City Councilman David Oh Is Wrong About Collecting Kids’ Library Fines

Why Philly children with overdue books should get fine forgiveness.


 
I get where David Oh is coming from. But with all due respect, the Councilman is wrong.

Yesterday, WHYY’s Tom MacDonald reported that the Councilman proposed a bill that would stymie the Free Library of Philadelphia’s intentions to stop charging late fees to children on their overdue books.

In a story that’s easy to spin as Oh shaking down kids for the change in their pockets—Oh says we could be talking about hundreds of thousands of dollars in nickels and dimes, while Free Library chief operating officer Joe McPeak says its more like $70,000—the fees aren’t really the issue.

Council is in the middle of hearings on the city budget, and the Free Library is asking for a $2 million increase in funding ($1 million more than proposed by the administration). Hence the Republican’s preference for a tax/fee of one sort in the face of a much bigger increase. And yes, I suppose it’s fair to ask why, when the library is asking for more money, is it ridding itself of a (modest) revenue source. But Oh wasn’t on Council back in 2008 when the Free Library famously had its budget cut by more than $7 million—leading to some closures, odd hours and general confusion—and, according to my former City Paper colleague Isaiah Thompson over at AxisPhilly, hasn’t seen a bump since.

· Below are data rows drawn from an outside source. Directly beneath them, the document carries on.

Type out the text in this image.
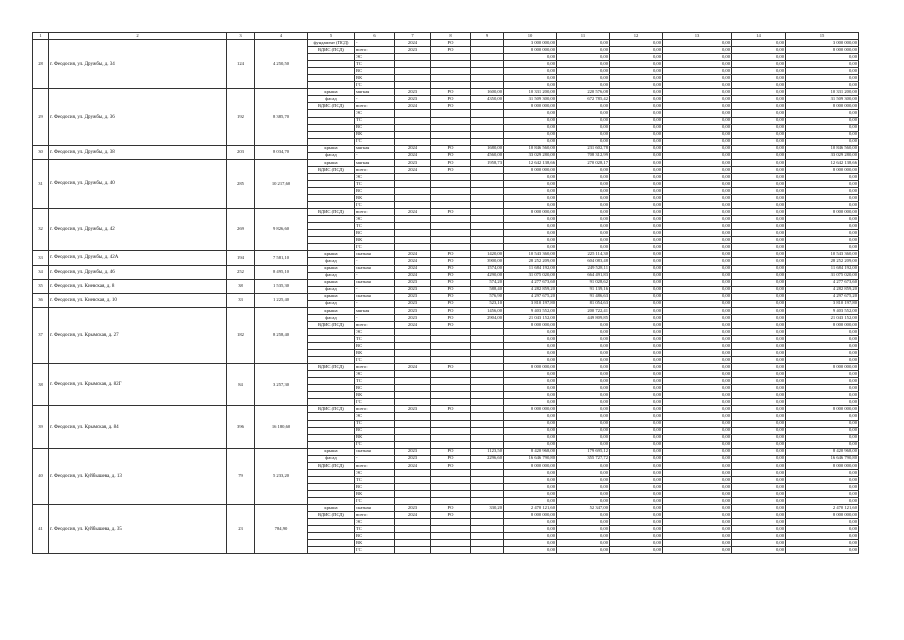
1	2	3	4	5	6	7	8	9	10	11	12	13	14	15
28	г. Феодосия, ул. Дружбы, д. 34	124	4 250,50	фундамент (ПСД)	-	2024	РО		3 000 000,00	0,00	0,00	0,00	0,00	3 000 000,00
				ВДИС (ПСД)	всего:	2023	РО		8 000 000,00	0,00	0,00	0,00	0,00	8 000 000,00
					ЭС				0,00	0,00	0,00	0,00	0,00	0,00
					ТС				0,00	0,00	0,00	0,00	0,00	0,00
					ВС				0,00	0,00	0,00	0,00	0,00	0,00
					ВК				0,00	0,00	0,00	0,00	0,00	0,00
					ГС				0,00	0,00	0,00	0,00	0,00	0,00
29	г. Феодосия, ул. Дружбы, д. 36	192	8 385,70	крыша	мягкая	2023	РО	1600,00	10 331 200,00	220 576,08	0,00	0,00	0,00	10 331 200,00
				фасад	-	2023	РО	4350,00	31 509 300,00	672 785,42	0,00	0,00	0,00	31 509 300,00
				ВДИС (ПСД)	всего:	2024	РО		8 000 000,00	0,00	0,00	0,00	0,00	8 000 000,00
					ЭС				0,00	0,00	0,00	0,00	0,00	0,00
					ТС				0,00	0,00	0,00	0,00	0,00	0,00
					ВС				0,00	0,00	0,00	0,00	0,00	0,00
					ВК				0,00	0,00	0,00	0,00	0,00	0,00
					ГС				0,00	0,00	0,00	0,00	0,00	0,00
30	г. Феодосия, ул. Дружбы, д. 38	203	8 034,70	крыша	мягкая	2024	РО	1680,00	10 846 560,00	231 602,78	0,00	0,00	0,00	10 846 560,00
				фасад	-	2024	РО	4560,00	33 029 280,00	708 312,99	0,00	0,00	0,00	33 029 280,00
31	г. Феодосия, ул. Дружбы, д. 40	285	10 217,60	крыша	мягкая	2023	РО	1958,73	12 642 138,66	270 028,17	0,00	0,00	0,00	12 642 138,66
				ВДИС (ПСД)	всего:	2024	РО		8 000 000,00	0,00	0,00	0,00	0,00	8 000 000,00
					ЭС				0,00	0,00	0,00	0,00	0,00	0,00
					ТС				0,00	0,00	0,00	0,00	0,00	0,00
					ВС				0,00	0,00	0,00	0,00	0,00	0,00
					ВК				0,00	0,00	0,00	0,00	0,00	0,00
					ГС				0,00	0,00	0,00	0,00	0,00	0,00
32	г. Феодосия, ул. Дружбы, д. 42	269	9 826,60	ВДИС (ПСД)	всего:	2024	РО		8 000 000,00	0,00	0,00	0,00	0,00	8 000 000,00
					ЭС				0,00	0,00	0,00	0,00	0,00	0,00
					ТС				0,00	0,00	0,00	0,00	0,00	0,00
					ВС				0,00	0,00	0,00	0,00	0,00	0,00
					ВК				0,00	0,00	0,00	0,00	0,00	0,00
					ГС				0,00	0,00	0,00	0,00	0,00	0,00
33	г. Феодосия, ул. Дружбы, д. 42А	194	7 581,10	крыша	скатная	2024	РО	1420,00	10 543 360,00	225 114,30	0,00	0,00	0,00	10 543 360,00
				фасад	-	2024	РО	3900,00	28 252 209,00	604 083,48	0,00	0,00	0,00	28 252 209,00
34	г. Феодосия, ул. Дружбы, д. 46	252	8 495,10	крыша	скатная	2024	РО	1574,00	11 684 192,00	249 528,11	0,00	0,00	0,00	11 684 192,00
				фасад	-	2024	РО	4290,00	31 075 020,00	664 491,83	0,00	0,00	0,00	31 075 020,00
35	г. Феодосия, ул. Киевская, д. 8	38	1 535,30	крыша	скатная	2023	РО	574,20	4 277 673,60	91 028,62	0,00	0,00	0,00	4 277 673,60
				фасад	-	2023	РО	588,40	4 282 859,20	91 139,16	0,00	0,00	0,00	4 282 859,20
36	г. Феодосия, ул. Киевская, д. 10	33	1 225,40	крыша	скатная	2023	РО	576,90	4 297 675,20	91 486,63	0,00	0,00	0,00	4 297 675,20
				фасад	-	2023	РО	523,10	3 810 197,80	81 054,63	0,00	0,00	0,00	3 810 197,80
37	г. Феодосия, ул. Крымская, д. 27	182	8 258,40	крыша	мягкая	2023	РО	1456,00	9 403 552,00	200 722,41	0,00	0,00	0,00	9 403 552,00
				фасад	-	2023	РО	2904,00	21 043 152,00	449 809,85	0,00	0,00	0,00	21 043 152,00
				ВДИС (ПСД)	всего:	2024	РО		8 000 000,00	0,00	0,00	0,00	0,00	8 000 000,00
					ЭС				0,00	0,00	0,00	0,00	0,00	0,00
					ТС				0,00	0,00	0,00	0,00	0,00	0,00
					ВС				0,00	0,00	0,00	0,00	0,00	0,00
					ВК				0,00	0,00	0,00	0,00	0,00	0,00
					ГС				0,00	0,00	0,00	0,00	0,00	0,00
38	г. Феодосия, ул. Крымская, д. 82Г	84	3 257,30	ВДИС (ПСД)	всего:	2024	РО		8 000 000,00	0,00	0,00	0,00	0,00	8 000 000,00
					ЭС				0,00	0,00	0,00	0,00	0,00	0,00
					ТС				0,00	0,00	0,00	0,00	0,00	0,00
					ВС				0,00	0,00	0,00	0,00	0,00	0,00
					ВК				0,00	0,00	0,00	0,00	0,00	0,00
					ГС				0,00	0,00	0,00	0,00	0,00	0,00
39	г. Феодосия, ул. Крымская, д. 84	396	16 180,60	ВДИС (ПСД)	всего:	2023	РО		8 000 000,00	0,00	0,00	0,00	0,00	8 000 000,00
					ЭС				0,00	0,00	0,00	0,00	0,00	0,00
					ТС				0,00	0,00	0,00	0,00	0,00	0,00
					ВС				0,00	0,00	0,00	0,00	0,00	0,00
					ВК				0,00	0,00	0,00	0,00	0,00	0,00
					ГС				0,00	0,00	0,00	0,00	0,00	0,00
40	г. Феодосия, ул. Куйбышева, д. 13	79	5 233,20	крыша	скатная	2023	РО	1123,50	8 420 968,00	179 695,12	0,00	0,00	0,00	8 420 968,00
				фасад	-	2023	РО	2296,60	16 646 790,80	355 727,72	0,00	0,00	0,00	16 646 790,80
				ВДИС (ПСД)	всего:	2024	РО		8 000 000,00	0,00	0,00	0,00	0,00	8 000 000,00
					ЭС				0,00	0,00	0,00	0,00	0,00	0,00
					ТС				0,00	0,00	0,00	0,00	0,00	0,00
					ВС				0,00	0,00	0,00	0,00	0,00	0,00
					ВК				0,00	0,00	0,00	0,00	0,00	0,00
					ГС				0,00	0,00	0,00	0,00	0,00	0,00
41	г. Феодосия, ул. Куйбышева, д. 35	23	784,90	крыша	скатная	2023	РО	330,20	2 470 121,60	52 347,00	0,00	0,00	0,00	2 470 121,60
				ВДИС (ПСД)	всего:	2024	РО		8 000 000,00	0,00	0,00	0,00	0,00	8 000 000,00
					ЭС				0,00	0,00	0,00	0,00	0,00	0,00
					ТС				0,00	0,00	0,00	0,00	0,00	0,00
					ВС				0,00	0,00	0,00	0,00	0,00	0,00
					ВК				0,00	0,00	0,00	0,00	0,00	0,00
					ГС				0,00	0,00	0,00	0,00	0,00	0,00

The Free Library’s rationale for eliminating fines for children is that it feels that kids who have already demonstrated a strong desire to read are being turned away from libraries when their cards are de-activated due to late fees. Oh’s other rationale for keeping the fines is that they teach responsibility. Which, sure, I get. But in a city with a staggering illiteracy problem and a money pit of a school system, teaching kids to read, and to love reading, is a much bigger priority.

Where the Free Library could meet Oh halfway would be to not simply offer fine amnesty, but to take a page from the New York Public Library, which also pardoned child fine scofflaws, but did so through a read-down-your-debt summer reading program. In New York, kids knock $1 off their debt for every 15 minutes spent reading. A similar program would dovetail nicely with the Free Library’s already-announced 20-million-minute summer reading challenge.

I think Oh’s intentions are good: The library and kids should be fiscally responsible. But the policy is myopic, and the reluctance to invest in community libraries is backward.

Anyone concerned about money for programming should compare McPeak’s $70,000 annual revenue estimate to the $7 million-plus budget fall-out during the depths of the financial crisis (fast math: $70,000 is one percent of $7 million). Then they should commend the library for keeping the wheels from falling off, and dig deep to fund the kinds of programs that’ll turn kids into curious, knowledge-hungry and ultimately successful adults. The loose change we’ll give up now will come back more than a hundred-fold once they’re tax-paying adults—which they’ve got a much better chance of becoming if we don’t treat their desire to learn (and occasional transgressions) as a cash register.